Jejakabar.com, Lumajang – Aksi kekerasan brutal terjadi di Kabupaten Lumajang, Jawa Timur. Seorang kepala desa menjadi korban pengeroyokan oleh belasan orang bersenjata tajam di kediamannya sendiri, Rabu (15/4/2026).
Dilansir dari Kompas.com, korban diketahui bernama Sampurno, Kepala Desa Pakel, Kecamatan Gucialit. Ia mengalami luka di bagian kepala dan bahu akibat serangan tersebut.
Peristiwa ini diduga dipicu oleh cekcok yang terjadi sehari sebelumnya saat acara pengajian di Kecamatan Ranuyoso.
Ketegangan yang semula hanya adu mulut berubah menjadi aksi penyerangan yang nyaris merenggut nyawa.
“Sempat ada pembicaraan antara terduga pelaku dan Kades Pakel. Intinya, mereka mengonfirmasi alasan korban marah-marah saat acara pengajian di Ranuyoso,” ujar Ipda Suprapto, seperti dikutip dari Kompas.com.
Alih-alih mereda, situasi justru memanas. Sekelompok orang yang datang ke rumah korban diduga langsung melakukan pengeroyokan menggunakan senjata tajam.
Korban yang tak berdaya hanya bisa pasrah. Ia bahkan menyebut insiden tersebut kemungkinan dipicu oleh kesalahpahaman.
“Ya mungkin Mas Dani marah sama saya, enggak ada masalah, iya salah paham,” kata Sampurno.
Usai kejadian, pelaku langsung melarikan diri sambil membawa senjata tajam yang digunakan dalam penyerangan. Polisi kini berpacu dengan waktu untuk memburu para pelaku.

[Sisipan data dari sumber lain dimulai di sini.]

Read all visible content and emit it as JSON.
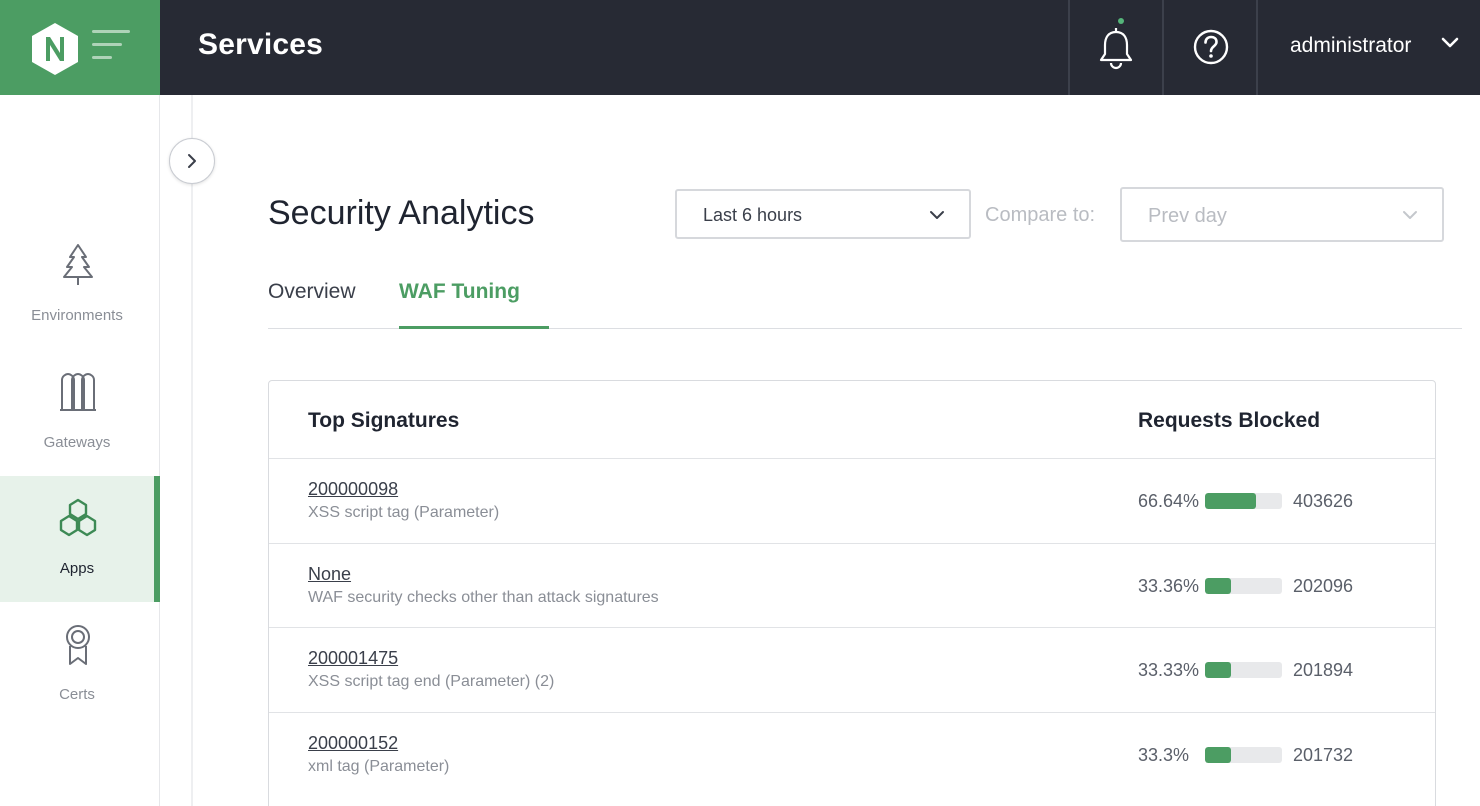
{
  "header": {
    "title": "Services",
    "user": "administrator",
    "notification_icon": "bell-icon",
    "help_icon": "help-icon",
    "brand_color": "#4c9d63"
  },
  "sidebar": {
    "items": [
      {
        "label": "Environments",
        "icon": "tree-icon",
        "active": false
      },
      {
        "label": "Gateways",
        "icon": "gateways-icon",
        "active": false
      },
      {
        "label": "Apps",
        "icon": "hexagons-icon",
        "active": true
      },
      {
        "label": "Certs",
        "icon": "ribbon-icon",
        "active": false
      }
    ]
  },
  "main": {
    "title": "Security Analytics",
    "time_range": "Last 6 hours",
    "compare_label": "Compare to:",
    "compare_value": "Prev day",
    "tabs": [
      {
        "label": "Overview",
        "active": false
      },
      {
        "label": "WAF Tuning",
        "active": true
      }
    ],
    "table": {
      "col_signatures": "Top Signatures",
      "col_blocked": "Requests Blocked",
      "rows": [
        {
          "id": "200000098",
          "desc": "XSS script tag (Parameter)",
          "pct": "66.64%",
          "fraction": 0.6664,
          "count": "403626"
        },
        {
          "id": "None",
          "desc": "WAF security checks other than attack signatures",
          "pct": "33.36%",
          "fraction": 0.3336,
          "count": "202096"
        },
        {
          "id": "200001475",
          "desc": "XSS script tag end (Parameter) (2)",
          "pct": "33.33%",
          "fraction": 0.3333,
          "count": "201894"
        },
        {
          "id": "200000152",
          "desc": "xml tag (Parameter)",
          "pct": "33.3%",
          "fraction": 0.333,
          "count": "201732"
        }
      ]
    }
  }
}
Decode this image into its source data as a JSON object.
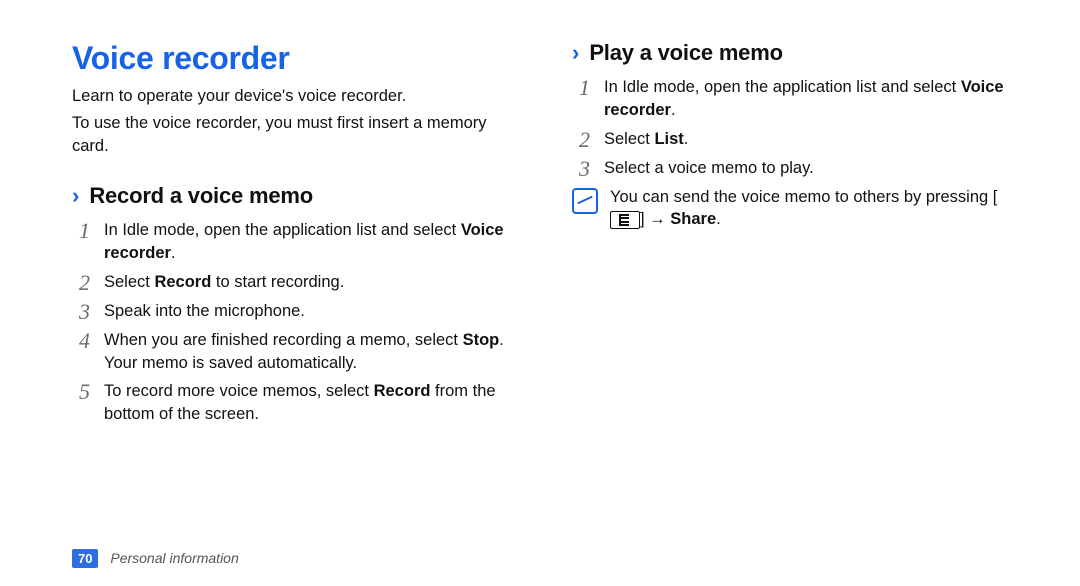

“Barang bukti senjata tajam tidak ada karena langsung dibawa pelaku. Saat ini tim masih melakukan pencarian,” ujar AKP Pras Ardinata.
Kasus ini memicu kekhawatiran di tengah masyarakat. Aksi kekerasan yang terjadi secara terang-terangan di rumah korban dinilai sebagai sinyal serius terhadap keamanan di tingkat desa.